May 6, 2019
It's out there...
I've been working with social media marketing for almost a decade now. But after my visit to the dark side of Twitter, I now know that I've been naive and sheltered. I've worked mainly with medical clients and premium brands in and out of healthcare. In building communities with doctors, patients and luxury brand consumers, I just haven't encountered that many haters or trolls. And neither are my personal feeds.
But, I admit, I've been troll curious. So I decided to become one. For self-preservation reasons, I won't tell you what team I was playing for, but here's what happened. I opened up a fake Twitter account and baited it with a few targeted hashtags. It popped right away. New followers Likes and Retweets flooded in. If you’ve ever worked a feed before, you know those are all dopamine hits!

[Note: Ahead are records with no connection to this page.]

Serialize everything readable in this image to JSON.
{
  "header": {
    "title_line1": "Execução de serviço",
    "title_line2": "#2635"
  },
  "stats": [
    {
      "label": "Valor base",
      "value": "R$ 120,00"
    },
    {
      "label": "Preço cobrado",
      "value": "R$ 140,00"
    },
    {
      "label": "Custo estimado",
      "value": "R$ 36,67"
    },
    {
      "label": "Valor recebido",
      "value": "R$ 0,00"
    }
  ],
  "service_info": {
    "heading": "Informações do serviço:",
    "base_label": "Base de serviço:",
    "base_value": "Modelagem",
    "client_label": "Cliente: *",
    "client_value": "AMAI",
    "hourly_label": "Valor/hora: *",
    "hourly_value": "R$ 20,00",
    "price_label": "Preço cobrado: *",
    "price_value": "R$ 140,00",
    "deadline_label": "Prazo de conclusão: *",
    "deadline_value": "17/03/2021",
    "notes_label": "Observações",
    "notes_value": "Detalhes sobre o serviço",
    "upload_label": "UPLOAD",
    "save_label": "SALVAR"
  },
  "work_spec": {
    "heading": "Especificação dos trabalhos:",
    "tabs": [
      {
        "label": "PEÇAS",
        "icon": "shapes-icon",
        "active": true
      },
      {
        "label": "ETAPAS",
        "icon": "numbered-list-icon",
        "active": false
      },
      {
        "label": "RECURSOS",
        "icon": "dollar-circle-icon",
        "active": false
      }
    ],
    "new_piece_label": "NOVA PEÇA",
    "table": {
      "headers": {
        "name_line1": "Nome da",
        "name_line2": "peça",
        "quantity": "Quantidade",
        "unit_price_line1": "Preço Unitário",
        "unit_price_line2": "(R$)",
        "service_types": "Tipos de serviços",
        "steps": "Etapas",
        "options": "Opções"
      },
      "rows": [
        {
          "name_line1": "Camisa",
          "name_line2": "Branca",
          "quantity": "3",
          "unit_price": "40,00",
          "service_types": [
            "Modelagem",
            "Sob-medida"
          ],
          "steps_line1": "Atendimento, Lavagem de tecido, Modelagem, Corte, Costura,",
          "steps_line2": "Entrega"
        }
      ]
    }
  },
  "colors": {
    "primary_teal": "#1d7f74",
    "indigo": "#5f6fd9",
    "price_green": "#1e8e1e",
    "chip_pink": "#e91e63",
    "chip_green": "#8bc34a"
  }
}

No need for analytics here. The feedback was immediate.
Everyone in my tribe was hurling insults and trying to outdo each other with profanity and grossness. It was like Sam Kinison had come back to life in a Twitter feed. I liked it. I laughed until my sides hurt. Then it hit me. All these people were talking to each other, and not anyone else.
There was hardly ever push back on a post, an alternate idea, or an attempt to persuade anyone on the other side. All the oxygen in the community was sucked out by the residents who were feeding on the hate fest.
This is what I learned. Hatred can be intoxicating, and groupthink just adds accelerant. When people are hating, they're not listening. So don't count on social media to bring world peace or turn around climate change. Deep inside, we all have a dark side, but social media can coax it out of anyone.